4. The collaborative visual saliency detection method based on dual-encoder generative confrontation network of claim 3, characterized in that the pre-training in the second step is, on one hand, for the saliency-generative confrontation network module, the training data set is the data set disclosing the popular saliency; in the countermeasure training process of the significance generation type countermeasure network module, firstly fixing a generator, and training a discriminator so as to update parameters of the discriminator; then fixing a discriminator to train the generator, so that the parameters of the generator are updated, repeating the process, continuously and circularly optimizing the generator and the discriminator, and finally determining the model parameters of the significance generation type countermeasure network; and for the classification network module, the pre-trained labels are class labels of a training set, and the model parameters of the classification network module are determined after pre-training.

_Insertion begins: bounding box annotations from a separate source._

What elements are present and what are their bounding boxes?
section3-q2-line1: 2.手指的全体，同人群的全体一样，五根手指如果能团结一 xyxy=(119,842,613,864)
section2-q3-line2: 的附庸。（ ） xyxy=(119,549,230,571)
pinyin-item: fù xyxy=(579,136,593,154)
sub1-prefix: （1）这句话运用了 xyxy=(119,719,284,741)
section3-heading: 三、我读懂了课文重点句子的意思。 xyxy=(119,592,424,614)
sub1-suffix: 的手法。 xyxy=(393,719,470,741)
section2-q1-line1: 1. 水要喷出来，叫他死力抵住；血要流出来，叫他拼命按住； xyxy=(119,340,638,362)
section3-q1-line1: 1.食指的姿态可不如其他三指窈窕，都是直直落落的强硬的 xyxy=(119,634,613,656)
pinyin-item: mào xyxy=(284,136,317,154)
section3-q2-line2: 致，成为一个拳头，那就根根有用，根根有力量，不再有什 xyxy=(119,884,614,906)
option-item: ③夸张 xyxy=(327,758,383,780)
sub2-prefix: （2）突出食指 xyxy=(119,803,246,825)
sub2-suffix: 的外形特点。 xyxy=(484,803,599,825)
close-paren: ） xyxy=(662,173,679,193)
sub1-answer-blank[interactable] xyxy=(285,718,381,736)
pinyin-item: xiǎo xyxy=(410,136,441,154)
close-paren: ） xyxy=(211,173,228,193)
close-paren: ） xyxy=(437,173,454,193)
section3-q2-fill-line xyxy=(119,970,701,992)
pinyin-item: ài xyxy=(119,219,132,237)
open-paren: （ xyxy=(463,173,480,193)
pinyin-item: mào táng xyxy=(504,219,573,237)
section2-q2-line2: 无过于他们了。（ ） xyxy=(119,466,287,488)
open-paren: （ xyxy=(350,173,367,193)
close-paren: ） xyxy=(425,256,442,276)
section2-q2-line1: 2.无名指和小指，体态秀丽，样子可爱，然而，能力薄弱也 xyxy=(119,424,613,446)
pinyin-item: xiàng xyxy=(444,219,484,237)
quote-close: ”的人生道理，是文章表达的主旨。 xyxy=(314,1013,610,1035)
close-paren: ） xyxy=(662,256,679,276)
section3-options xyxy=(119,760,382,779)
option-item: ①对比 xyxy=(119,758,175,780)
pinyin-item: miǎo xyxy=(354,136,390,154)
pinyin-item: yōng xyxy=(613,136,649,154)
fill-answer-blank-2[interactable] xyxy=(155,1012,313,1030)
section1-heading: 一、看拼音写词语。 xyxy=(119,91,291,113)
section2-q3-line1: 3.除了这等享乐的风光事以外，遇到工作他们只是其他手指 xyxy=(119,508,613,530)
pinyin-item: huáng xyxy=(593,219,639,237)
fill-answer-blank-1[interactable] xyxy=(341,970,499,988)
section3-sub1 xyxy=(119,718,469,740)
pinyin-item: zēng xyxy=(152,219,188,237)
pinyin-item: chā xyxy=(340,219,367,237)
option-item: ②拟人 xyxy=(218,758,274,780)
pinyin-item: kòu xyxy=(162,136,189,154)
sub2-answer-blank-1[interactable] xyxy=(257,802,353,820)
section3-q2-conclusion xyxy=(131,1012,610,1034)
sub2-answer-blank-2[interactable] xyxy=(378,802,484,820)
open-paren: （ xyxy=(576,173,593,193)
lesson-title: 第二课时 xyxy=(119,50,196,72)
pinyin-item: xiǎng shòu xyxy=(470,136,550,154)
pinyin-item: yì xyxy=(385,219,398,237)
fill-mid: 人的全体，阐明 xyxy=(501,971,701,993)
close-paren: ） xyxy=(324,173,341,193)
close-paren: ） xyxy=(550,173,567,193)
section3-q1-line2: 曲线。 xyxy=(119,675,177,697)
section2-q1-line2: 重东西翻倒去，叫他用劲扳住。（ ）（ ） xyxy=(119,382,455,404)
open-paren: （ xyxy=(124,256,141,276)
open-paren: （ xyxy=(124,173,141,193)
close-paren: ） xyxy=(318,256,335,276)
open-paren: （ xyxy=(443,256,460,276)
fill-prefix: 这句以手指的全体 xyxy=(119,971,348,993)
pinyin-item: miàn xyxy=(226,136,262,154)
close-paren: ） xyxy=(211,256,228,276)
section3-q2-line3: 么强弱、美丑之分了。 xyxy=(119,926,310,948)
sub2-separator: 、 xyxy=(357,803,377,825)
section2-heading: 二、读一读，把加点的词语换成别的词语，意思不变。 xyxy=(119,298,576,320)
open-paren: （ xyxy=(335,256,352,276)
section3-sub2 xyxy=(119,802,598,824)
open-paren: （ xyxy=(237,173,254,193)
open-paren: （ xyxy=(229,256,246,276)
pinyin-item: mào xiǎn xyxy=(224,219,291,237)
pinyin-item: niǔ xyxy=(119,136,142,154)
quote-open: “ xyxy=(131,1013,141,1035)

5. The method for detecting collaborative visual saliency based on dual-encoder generative confrontation network as claimed in claim 4, wherein the generative confrontation network model in step three inherits all parameters and settings of loss function of the pre-training in step two, and then performs collaborative saliency joint confrontation training using the generative confrontation network model of dual-encoder: firstly, inputting a group of 5 images into a pre-trained classification network module to obtain 4 group-level classification semantic features with different scales, then splicing the 4 group-level classification semantic features into 4 features with the sizes of 56 × 56 × 256, 28 × 28 × 512, 14 × 14 × 1024 and 7 × 7 × 204, inputting the 4 features into a multi-scale semantic fusion module, obtaining a feature with a uniform size of 28 × 28 × 512 by up-sampling, down-sampling, convolution and pixel-level addition in the multi-scale semantic fusion module, wherein the feature has a steady class semantic consistency as an inter-group significance feature, and the method specifically operates as the following formula:

f₁(X)＝Dn(Conv(f′1(X)))

f₂(X)＝Conv(f′₂(X))

f₃(X)＝Up(Conv(f′₃(X)))

f₄(X)＝Up(Conv(f′₄(X)))

wherein X ═ { X ═ X₁,x₂,…x_NN-5 denotes the number of input images, f_i(x_j) Representing extracted images x from a classifying network module_jThe value range of j is N, namely {1,2,3,4,5} for the features under the ith scale; f. of₁(x_j)～f₄(x_j) Are 56 × 56 × 256, 28 × 28 × 512, 14 × 14 × 1024, and 7 × 7 × 204, respectively; f. of_i' (X) denotes the features at the original i-th scale obtained for a set of images; after treatment of f₁(X)～f₄The sizes of (X) are all 28 × 28 × 512; furthermore, Conv (. cndot.), U_p(·)、D_n(. a) and

6. The method as claimed in claim 5, wherein in the third step, each image in a group of 5 images is sequentially input to a pre-trained saliency encoder, so that saliency characteristics of each image can be obtained, such that pixel-level addition can be performed on the saliency characteristics between the groups of the 5 images to obtain the co-saliency characteristics of each image, and the co-saliency characteristics are input to a decoder for joint antagonistic training of a model of the dual-encoder generative antagonistic network, and a loss function of the dual-encoder generative antagonistic network is:

L_TL1(G_TS)＝E(||G_TS(x_j,X)-y_j||₁)

7. The collaborative visual saliency detection method based on dual-encoder generated confrontation network of claim 6 characterized in that in said fourth step, the saliency encoder and the group-level semantic encoder finally obtained after the training in the third step are used to detect the remaining 50% collaborative saliency dataset of the classification network module trained in the second step of class labeling in the collaborative saliency dataset, and the formula is:

M_co-saliency＝G_TS ^*(x_j,X)；

wherein M is_co-saliencyA graph representing the co-saliency results of the final test, X representing a set of related images, G_TS ^*Representing a trained dual-coder generative countermeasure networkThe output of the generator.